La bancarotta fraudolenta

Con questi trasferimenti, effettuati anche in maniera frazionata per eludere la normativa antiriciclaggio ed ostacolarne la provenienza delittuosa, venivano “ripuliti” diversi milioni di euro, causando il dissesto e la successiva fraudolenta bancarotta delle società “Gtm.com. s.a.s. di Domenico Tavani”, “Southware S.r.l.”, “F.D. Elettronics S.r.I.” e “Gisa srl”. Ed è per questo che il gip reggino ha accolto la richiesta della Procura e ha emesso la custodia cautelare in carcere per Morabito e l’interdizione dall’esercizio di imprese per 12 mesi per Giusi Larosa.

Il sequestro beni

I finanzieri poi, hanno ricostruito le acquisizioni patrimoniali, dirette e indirette effettuate dagli indagati, negli ultimi 22 anni, per tutto l’arco temporale intercorrente dal 1997 ad oggi, accertando l’effettiva esistenza di una rilevante sproporzione tra il profilo reddituale e quello patrimoniale.
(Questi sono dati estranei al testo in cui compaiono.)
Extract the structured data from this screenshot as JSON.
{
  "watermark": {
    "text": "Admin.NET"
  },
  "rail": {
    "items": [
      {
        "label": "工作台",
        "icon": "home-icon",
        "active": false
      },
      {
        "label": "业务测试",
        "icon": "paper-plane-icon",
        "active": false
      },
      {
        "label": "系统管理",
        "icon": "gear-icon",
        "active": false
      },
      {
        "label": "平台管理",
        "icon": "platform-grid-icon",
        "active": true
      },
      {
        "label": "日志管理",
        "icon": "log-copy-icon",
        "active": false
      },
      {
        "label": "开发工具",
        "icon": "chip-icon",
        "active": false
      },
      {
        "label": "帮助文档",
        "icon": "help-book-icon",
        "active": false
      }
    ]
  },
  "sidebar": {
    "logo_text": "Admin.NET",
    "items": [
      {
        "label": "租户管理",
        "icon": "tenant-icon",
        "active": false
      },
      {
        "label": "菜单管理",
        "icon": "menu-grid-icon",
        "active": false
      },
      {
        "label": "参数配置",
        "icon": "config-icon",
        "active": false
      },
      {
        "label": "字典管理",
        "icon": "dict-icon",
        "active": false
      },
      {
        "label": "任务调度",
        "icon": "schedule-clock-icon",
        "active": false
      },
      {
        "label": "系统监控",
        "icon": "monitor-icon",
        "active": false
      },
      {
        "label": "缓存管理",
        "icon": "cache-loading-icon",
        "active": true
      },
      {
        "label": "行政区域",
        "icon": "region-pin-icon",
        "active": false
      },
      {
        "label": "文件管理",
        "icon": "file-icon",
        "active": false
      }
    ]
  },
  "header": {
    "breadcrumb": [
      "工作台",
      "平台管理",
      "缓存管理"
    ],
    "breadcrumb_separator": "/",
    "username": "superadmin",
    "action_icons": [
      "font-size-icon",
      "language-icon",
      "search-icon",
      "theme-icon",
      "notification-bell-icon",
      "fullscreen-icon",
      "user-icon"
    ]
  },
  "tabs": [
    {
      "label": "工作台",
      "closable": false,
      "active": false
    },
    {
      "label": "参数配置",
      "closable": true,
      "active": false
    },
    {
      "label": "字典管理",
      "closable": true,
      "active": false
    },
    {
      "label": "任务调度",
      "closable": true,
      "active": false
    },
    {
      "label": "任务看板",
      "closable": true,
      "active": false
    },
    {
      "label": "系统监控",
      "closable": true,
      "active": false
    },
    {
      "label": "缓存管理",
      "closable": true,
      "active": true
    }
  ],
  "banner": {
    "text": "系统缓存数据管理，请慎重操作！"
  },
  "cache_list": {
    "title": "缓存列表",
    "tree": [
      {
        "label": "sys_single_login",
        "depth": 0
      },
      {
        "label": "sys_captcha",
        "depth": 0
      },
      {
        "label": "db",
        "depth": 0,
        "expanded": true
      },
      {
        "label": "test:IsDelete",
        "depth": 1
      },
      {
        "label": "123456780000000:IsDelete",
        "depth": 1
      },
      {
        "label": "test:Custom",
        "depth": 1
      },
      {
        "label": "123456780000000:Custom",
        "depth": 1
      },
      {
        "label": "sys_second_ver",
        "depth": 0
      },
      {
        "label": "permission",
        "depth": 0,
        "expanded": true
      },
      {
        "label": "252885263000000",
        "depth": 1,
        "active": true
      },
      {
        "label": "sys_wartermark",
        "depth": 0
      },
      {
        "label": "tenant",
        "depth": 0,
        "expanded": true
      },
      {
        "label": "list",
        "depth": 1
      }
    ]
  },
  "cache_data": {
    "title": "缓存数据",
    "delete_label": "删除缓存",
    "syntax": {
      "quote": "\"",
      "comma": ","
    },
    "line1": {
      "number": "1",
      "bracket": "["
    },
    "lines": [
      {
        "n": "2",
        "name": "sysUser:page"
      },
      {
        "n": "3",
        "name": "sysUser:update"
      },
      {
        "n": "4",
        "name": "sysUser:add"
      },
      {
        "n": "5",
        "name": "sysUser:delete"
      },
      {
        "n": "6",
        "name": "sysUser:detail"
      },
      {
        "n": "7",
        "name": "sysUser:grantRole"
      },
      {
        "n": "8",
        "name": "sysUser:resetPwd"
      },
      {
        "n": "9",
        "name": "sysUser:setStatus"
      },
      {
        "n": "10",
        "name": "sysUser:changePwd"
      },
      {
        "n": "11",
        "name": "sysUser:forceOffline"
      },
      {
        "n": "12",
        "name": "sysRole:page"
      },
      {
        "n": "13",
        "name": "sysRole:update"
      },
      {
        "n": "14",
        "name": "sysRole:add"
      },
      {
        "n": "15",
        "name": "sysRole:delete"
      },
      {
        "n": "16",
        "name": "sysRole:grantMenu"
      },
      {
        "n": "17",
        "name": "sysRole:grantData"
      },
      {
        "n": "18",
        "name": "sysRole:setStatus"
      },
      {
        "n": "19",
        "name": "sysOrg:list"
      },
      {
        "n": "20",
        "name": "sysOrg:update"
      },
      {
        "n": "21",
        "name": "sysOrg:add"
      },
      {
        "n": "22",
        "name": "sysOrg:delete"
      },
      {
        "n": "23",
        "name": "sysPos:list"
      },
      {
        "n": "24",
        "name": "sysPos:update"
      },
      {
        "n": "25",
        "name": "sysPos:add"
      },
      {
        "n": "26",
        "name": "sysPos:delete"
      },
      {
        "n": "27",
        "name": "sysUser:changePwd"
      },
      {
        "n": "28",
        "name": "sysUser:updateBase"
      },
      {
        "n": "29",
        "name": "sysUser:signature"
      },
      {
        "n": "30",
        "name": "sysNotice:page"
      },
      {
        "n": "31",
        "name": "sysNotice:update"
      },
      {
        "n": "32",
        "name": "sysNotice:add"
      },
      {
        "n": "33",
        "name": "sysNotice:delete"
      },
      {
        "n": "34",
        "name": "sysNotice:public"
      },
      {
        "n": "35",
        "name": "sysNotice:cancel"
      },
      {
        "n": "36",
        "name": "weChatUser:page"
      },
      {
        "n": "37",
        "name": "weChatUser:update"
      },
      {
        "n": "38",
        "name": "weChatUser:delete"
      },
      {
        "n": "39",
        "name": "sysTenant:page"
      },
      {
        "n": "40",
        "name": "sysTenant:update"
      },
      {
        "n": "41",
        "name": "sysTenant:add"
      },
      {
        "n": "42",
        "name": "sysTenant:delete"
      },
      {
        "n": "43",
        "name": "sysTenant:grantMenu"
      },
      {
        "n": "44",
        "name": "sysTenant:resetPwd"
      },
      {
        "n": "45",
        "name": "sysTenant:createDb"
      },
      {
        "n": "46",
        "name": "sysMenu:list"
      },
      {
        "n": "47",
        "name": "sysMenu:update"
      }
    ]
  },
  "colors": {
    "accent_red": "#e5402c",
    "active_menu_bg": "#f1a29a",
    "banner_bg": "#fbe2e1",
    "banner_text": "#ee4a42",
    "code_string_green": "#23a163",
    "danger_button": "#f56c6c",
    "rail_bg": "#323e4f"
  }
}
Per questo motivo, la Dda reggina, ha emesso nei confronti di Strangi, Rossini, Leonardo e Larosa, provvedimenti di sequestro sul patrimonio a questi ultimi riconducibile costituito da cinque imprese, quote di capitale di quattro società commerciali, 25 fabbricati, 2 terreni, un veicolo e disponibilità finanziarie, del valore complessivo stimato in circa 5 milioni di euro. La “caratura” criminale di Morabito e Strangi, rende noto la Guardia di Finanza nonché la loro vicinanza alla criminalità organizzata del versante tirrenico reggino, ossia le cosche Bellocco - Piromalli - Rugolo, che nel centro cittadino  ossia le cosche De Stefano – Tegano, è emersa in diverse operazioni di polizia.
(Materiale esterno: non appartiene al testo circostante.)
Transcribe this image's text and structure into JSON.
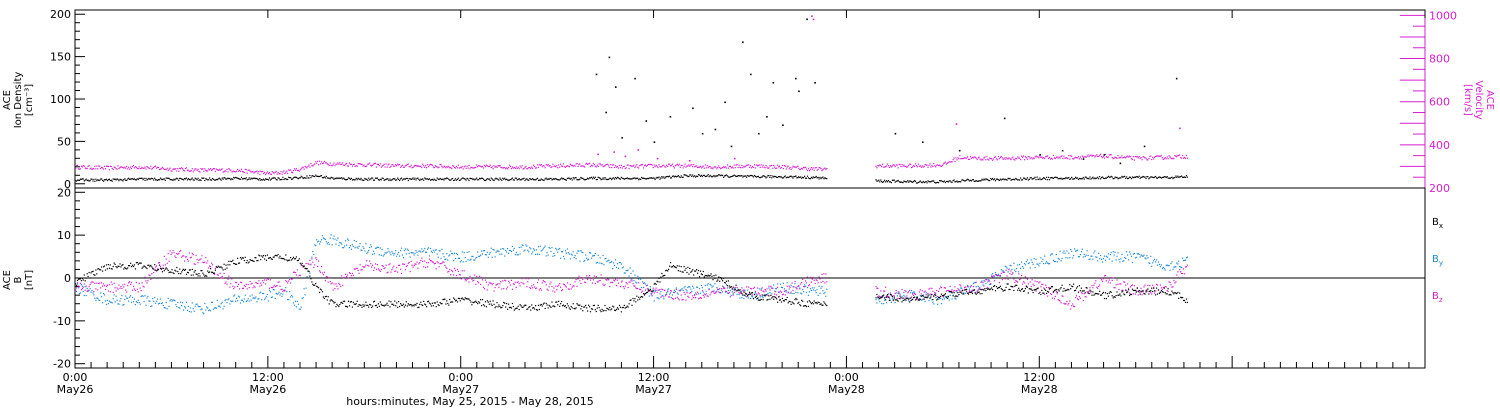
{
  "colors": {
    "density": "#000000",
    "velocity": "#d61fd0",
    "bx": "#000000",
    "by": "#1e8ad6",
    "bz": "#d61fd0",
    "axis": "#000000"
  },
  "xlabel": "hours:minutes, May 25, 2015 - May 28, 2015",
  "chart_data": [
    {
      "type": "scatter",
      "panel": "top",
      "ylabel_lines": [
        "ACE",
        "Ion Density",
        "[cm⁻³]"
      ],
      "y2label_lines": [
        "ACE",
        "Velocity",
        "[km/s]"
      ],
      "ylim": [
        -5,
        205
      ],
      "y2lim": [
        200,
        1025
      ],
      "yticks": [
        0,
        50,
        100,
        150,
        200
      ],
      "y2ticks": [
        200,
        400,
        600,
        800,
        1000
      ],
      "xlim_hours": [
        0,
        84
      ],
      "data_gaps_hours": [
        [
          46.8,
          49.8
        ]
      ],
      "data_end_hour": 69.2,
      "series": [
        {
          "key": "density",
          "axis": "left",
          "x_hours": [
            0,
            2,
            4,
            6,
            8,
            10,
            12,
            14,
            15,
            16,
            18,
            20,
            22,
            24,
            26,
            28,
            30,
            32,
            34,
            36,
            38,
            40,
            42,
            44,
            46,
            46.8,
            49.8,
            52,
            54,
            56,
            58,
            60,
            62,
            64,
            66,
            68,
            69.2
          ],
          "values": [
            5,
            5,
            6,
            6,
            6,
            7,
            6,
            8,
            10,
            7,
            6,
            6,
            6,
            6,
            6,
            6,
            6,
            7,
            7,
            7,
            10,
            10,
            9,
            9,
            8,
            7,
            4,
            3,
            3,
            5,
            6,
            7,
            7,
            8,
            8,
            8,
            9
          ],
          "spikes_x_hours": [
            32.4,
            33.0,
            33.2,
            33.6,
            34.0,
            34.8,
            35.5,
            36.0,
            37.0,
            38.4,
            39.0,
            39.8,
            40.4,
            40.8,
            41.5,
            42.0,
            42.5,
            43.0,
            43.4,
            44.0,
            44.8,
            45.0,
            45.5,
            46.0,
            51.0,
            52.7,
            55.0,
            57.8,
            60.0,
            61.4,
            62.7,
            64.0,
            65.0,
            66.5,
            68.5
          ],
          "spikes_values": [
            130,
            85,
            150,
            115,
            55,
            125,
            75,
            50,
            80,
            90,
            60,
            65,
            97,
            45,
            168,
            130,
            60,
            80,
            120,
            70,
            125,
            110,
            195,
            120,
            60,
            50,
            40,
            78,
            35,
            40,
            30,
            35,
            25,
            45,
            125
          ]
        },
        {
          "key": "velocity",
          "axis": "right",
          "x_hours": [
            0,
            2,
            4,
            6,
            8,
            10,
            12,
            13,
            14,
            15,
            16,
            18,
            20,
            22,
            24,
            26,
            28,
            30,
            32,
            34,
            36,
            38,
            40,
            42,
            44,
            46,
            46.8,
            49.8,
            52,
            54,
            55,
            56,
            58,
            60,
            62,
            64,
            66,
            68,
            69.2
          ],
          "values": [
            300,
            295,
            300,
            290,
            285,
            285,
            270,
            275,
            290,
            320,
            315,
            310,
            305,
            305,
            300,
            300,
            300,
            305,
            310,
            300,
            305,
            305,
            300,
            305,
            300,
            290,
            290,
            305,
            305,
            310,
            345,
            340,
            340,
            345,
            345,
            350,
            340,
            345,
            350
          ],
          "spikes_x_hours": [
            32.5,
            33.5,
            34.2,
            35.0,
            36.2,
            38.2,
            41.0,
            45.8,
            45.9,
            54.8,
            68.7
          ],
          "spikes_values": [
            360,
            370,
            350,
            380,
            340,
            330,
            340,
            1000,
            985,
            500,
            480
          ]
        }
      ]
    },
    {
      "type": "scatter",
      "panel": "bottom",
      "ylabel_lines": [
        "ACE",
        "B",
        "[nT]"
      ],
      "ylim": [
        -21,
        21
      ],
      "yticks": [
        -20,
        -10,
        0,
        10,
        20
      ],
      "zero_line": true,
      "xticks": [
        "0:00",
        "12:00",
        "0:00",
        "12:00",
        "0:00",
        "12:00"
      ],
      "xtick_sublabels": [
        "May26",
        "May26",
        "May27",
        "May27",
        "May28",
        "May28"
      ],
      "xticks_hours": [
        0,
        12,
        24,
        36,
        48,
        60
      ],
      "xlim_hours": [
        0,
        84
      ],
      "data_gaps_hours": [
        [
          46.8,
          49.8
        ]
      ],
      "data_end_hour": 69.2,
      "legend": [
        {
          "base": "B",
          "sub": "x"
        },
        {
          "base": "B",
          "sub": "y"
        },
        {
          "base": "B",
          "sub": "z"
        }
      ],
      "legend_placement": "right",
      "series": [
        {
          "key": "bx",
          "x_hours": [
            0,
            2,
            4,
            6,
            8,
            10,
            12,
            13,
            14,
            15,
            16,
            18,
            20,
            22,
            24,
            26,
            28,
            30,
            32,
            34,
            36,
            37,
            38,
            40,
            42,
            44,
            46,
            46.8,
            49.8,
            52,
            54,
            56,
            58,
            60,
            62,
            64,
            66,
            68,
            69.2
          ],
          "values": [
            -1,
            3,
            3,
            2,
            1,
            4,
            5,
            5,
            4,
            -2,
            -6,
            -6,
            -6,
            -6,
            -5,
            -6,
            -7,
            -6,
            -7,
            -7,
            -2,
            3,
            2,
            0,
            -4,
            -5,
            -6,
            -6,
            -4,
            -5,
            -4,
            -3,
            -2,
            -3,
            -2,
            -4,
            -3,
            -3,
            -5
          ]
        },
        {
          "key": "by",
          "x_hours": [
            0,
            2,
            4,
            6,
            8,
            10,
            12,
            13,
            14,
            15,
            16,
            18,
            20,
            22,
            24,
            26,
            28,
            30,
            32,
            34,
            36,
            38,
            40,
            42,
            44,
            46,
            46.8,
            49.8,
            52,
            54,
            56,
            58,
            60,
            62,
            64,
            66,
            68,
            69.2
          ],
          "values": [
            -2,
            -5,
            -5,
            -6,
            -7,
            -5,
            -4,
            -3,
            -7,
            9,
            9,
            7,
            6,
            6,
            5,
            6,
            7,
            6,
            5,
            3,
            -4,
            -3,
            -2,
            -4,
            -2,
            -3,
            -3,
            -5,
            -4,
            -5,
            -2,
            2,
            4,
            6,
            5,
            5,
            3,
            4
          ]
        },
        {
          "key": "bz",
          "x_hours": [
            0,
            2,
            4,
            6,
            8,
            10,
            12,
            13,
            14,
            15,
            16,
            18,
            20,
            22,
            24,
            26,
            28,
            30,
            32,
            34,
            36,
            38,
            40,
            42,
            44,
            46,
            46.8,
            49.8,
            52,
            54,
            56,
            58,
            60,
            62,
            64,
            66,
            68,
            69.2
          ],
          "values": [
            -2,
            -2,
            -2,
            6,
            4,
            -2,
            -1,
            -2,
            2,
            4,
            -2,
            3,
            2,
            4,
            1,
            -2,
            -1,
            -2,
            0,
            -1,
            -3,
            -4,
            -3,
            -3,
            -3,
            0,
            0,
            -3,
            -4,
            -3,
            -2,
            1,
            -2,
            -6,
            0,
            -3,
            -2,
            3
          ]
        }
      ]
    }
  ]
}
L’operazione "Il principe"

Nel dettaglio, Vincenzo Morabito, definito da un collaboratore di giustizia “uno dei più grandi truffaldini che io abbia conosciuto nella storia della terra”, è stato coinvolto nell’operazione “Il Principe” condotta dalla Questura e dal Comando Provinciale Carabinieri di Reggio Calabria per il reato di estorsione aggravata dal metodo mafioso, ai danni della CO.BAR. SPA (ditta aggiudicataria dell'appalto pubblico per la ristrutturazione del Museo della Magna Grecia di Reggio Calabria), ed in particolare  “addebitando allo stesso di aver preso in consegna una somma di denaro pari a 15/20.000,00 euro circa, costituente la prima tranche dei pagamenti estorti alla CO.BAR. S.p.a. dalla cosca De Stefano”.

La figura di Girolamo Strangi è emersa invece, nell’ambito delle indagini svolte dall’allora nucleo di polizia tributaria della Guardia di Finanza di Ferrara, sotto il coordinamento delle Procure di Ferrara e di Bologna, in cui era risultato interessato – tra gli altri – Massimo Ciancimino, (figlio di Vito Ciancimino)  per evasione fiscale e reati come “l'omessa tenuta delle scritture contabili”, l'emissione di fatture per operazioni inesistenti, falso, frode doganale, inizialmente aggravati dall’“agevolazione mafiosa”.